In serial based communication systems, data is transmitted serially between network nodes in a bit stream, comprising a sequences of separate bits, evenly spaced by a bit period. The speed at which a node can process a bit stream in order to operate upon the information contained therein is determined by, among other factors, the data rate of the bit stream and the bit stream processing latency. The data rate of a bit stream is the inverse of the bit period, and the bit stream processing latency is the delay from the time the bit stream arrives at the node to the time the individual bits are available for computation.
In many cases, a bit stream may be formatted to improve various aspects of transmission. For instance, a bit stream may be encoded via an mBnB block code for reducing baseline wander problems by eliminating long strings of 1s and 0s in a serial transmission. Another approach for eliminating long sequences of the same bit is to scramble the serial data with a known polynomial. A different form of scrambling is encryption of a bit stream to improve the security of the transmission of data.
In many such cases, bits of an incoming bit stream must be detected and substituted before the information in the bit stream can be used by a user application. For example, one FDDI standard for fiber-optic networks specifies that transmitted bits are encoded with a 4B5B block code. Consequently, a receiving node of the fiber-optic network must detect every five bits and substitute the five bits with a corresponding four-bit value.
In conventional systems, the data rate of such formatted incoming bit streams is limited for a variety of reasons. For example, the incoming bit stream is usually stored for processing in a random access memory (RAM) buffer, such as a dynamic RAM (DRAM) buffer and static RAM (SRAM) buffer. Thus, the data rate of a bit stream can be limited by the speed of these memories.

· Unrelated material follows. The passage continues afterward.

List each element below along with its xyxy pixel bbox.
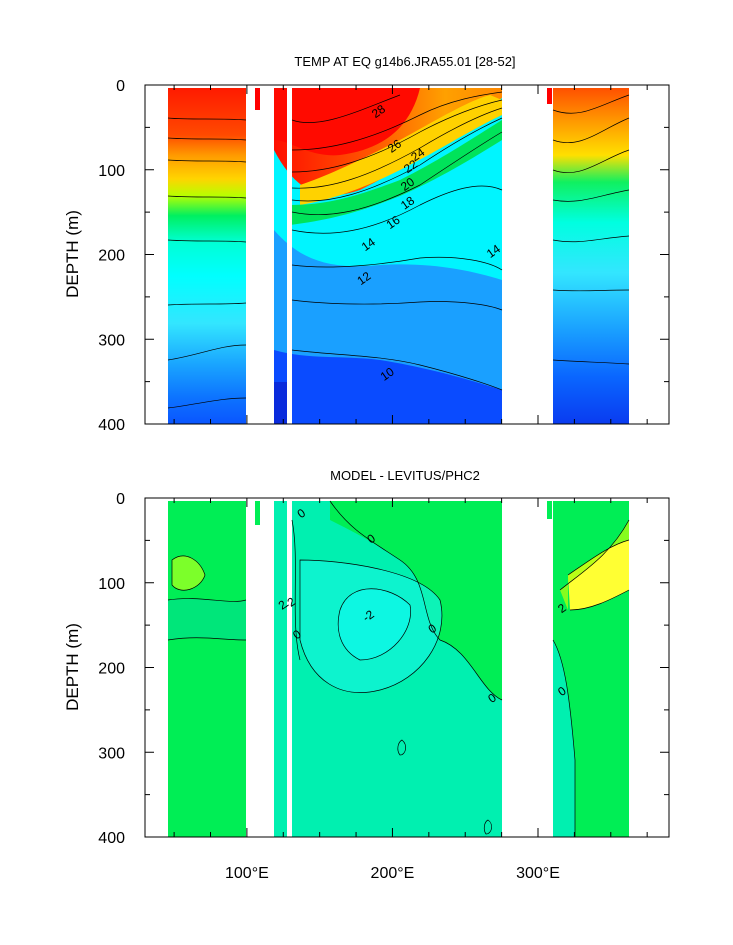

Furthermore, the entire bit stream is typically stored in the RAM buffer, before bits of the bit stream may be operated upon. Accordingly, the processing latency depends on the size of the incoming bit stream and the rate at which the bit stream can be handled.
As another example, processor intervention may be required to handle the incoming bit stream. The speed of the processor, therefore, can further limit the data rate of the bit stream. Processors can also be relatively costly and require substantial additional hardware and software resources for functions unnecessary to detecting and substituting bits in a bit stream. If, however, a processor already dedicated for another task is shared, then processing the bit stream reduces the performance of the shared processor.